NP PK/PD: We found that the prodrugs release 5HMF in RBCs through complimentary mechanisms (acutely from the LP shell by phospholipase A₂ (PLA₂) activity and slowly/sustained from the CD core by enzyme-triggered and peroxide-based degradation). Then, using human SS RBCs, we quantified time- and concentration-dependent in vitro PK/PD parameters (partially presented here): 3h data for the composite NP: Hb-5HMF modification (HPLC, 76.7±8.9% 5HMF modificatied HbS), HbO₂ affinity (p50 15.4±3.8Torr) and antisickling potency (LORRCA deformability/elongation index rose by 0.28±3.8.07AU & point of sickling fell by 21.4±8.2Torr); imaging: ~75% reduced hypoxia-induced sickling (p<0.05, ANOVA, all). Notably, PK (5HMF modified SHb) for LNP & CompNP was sustained well beyond that for free 5HMF and was progressive beyond 24h (likely due to increased PLA₂ and oxidizing milieu in SRBCs). PD (anti-sickling) for the CompNP formulation exhibited the greatest efficacy for (POS) (eg hypoxia tolerance) and POR (simulating O₂ loading during pulmonary circulatory transit); as for our PK data, effect upon POS/POR progressed from 1h to 3h. NB: No produg/NP formulation resulted in hemolysis > 1-2%.

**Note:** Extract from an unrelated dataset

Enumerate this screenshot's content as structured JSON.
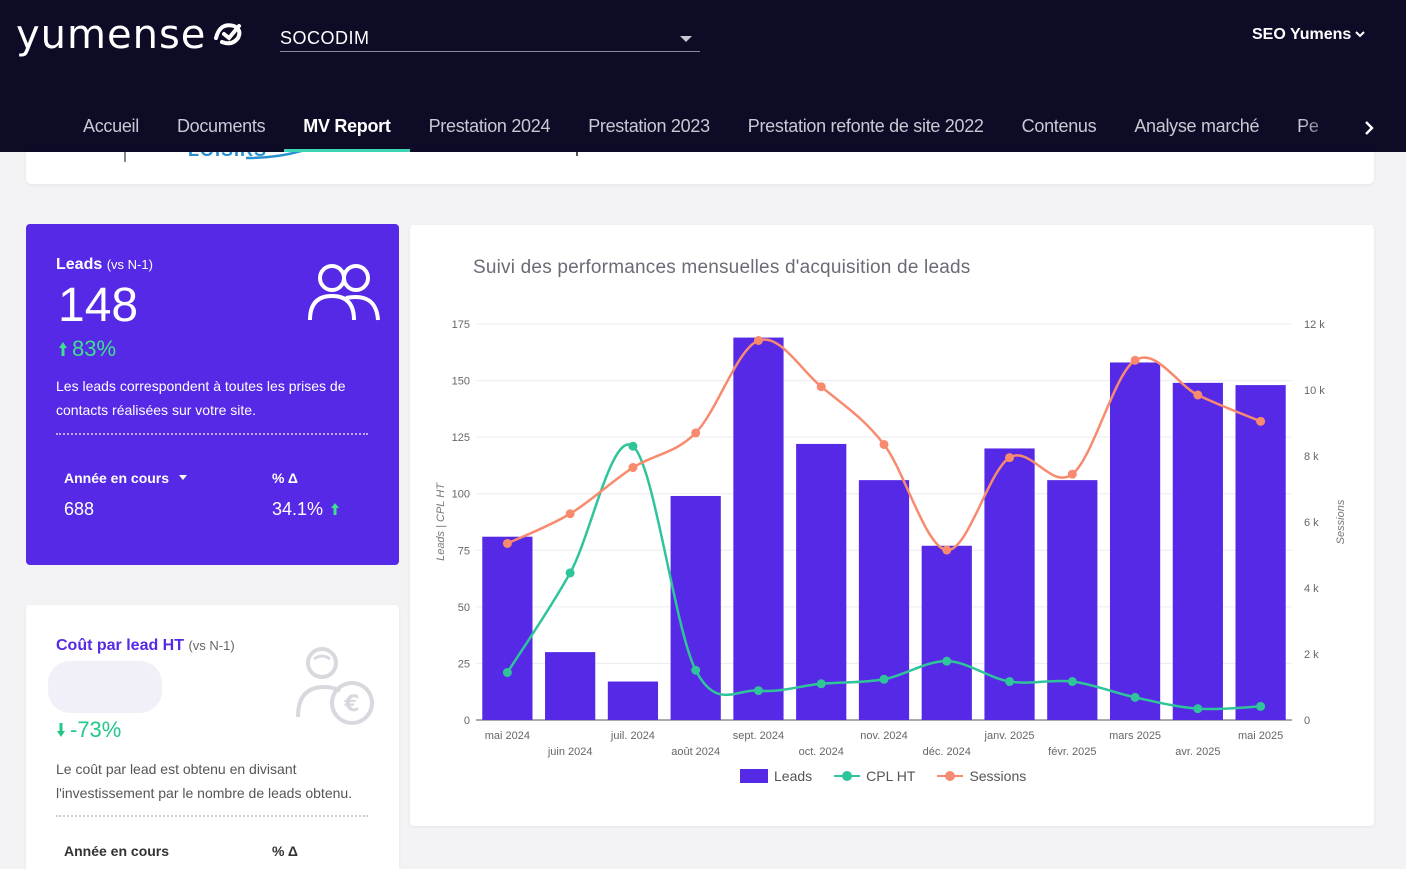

SUMMARY: We developed first in class RBC-targeted, protected, biocompatible, self-assembled 5HMF prodrug nanoparticles for SCD therapy that are designed for eventual transdermal delivery. In vitro proof of concept data demonstrates: (1) improved potency, (2) targeted payload delivery and subsequent extended (>24h) prodrug release within RBCs, and (3) with prolonged pharmacodynamic (antisickling) effect.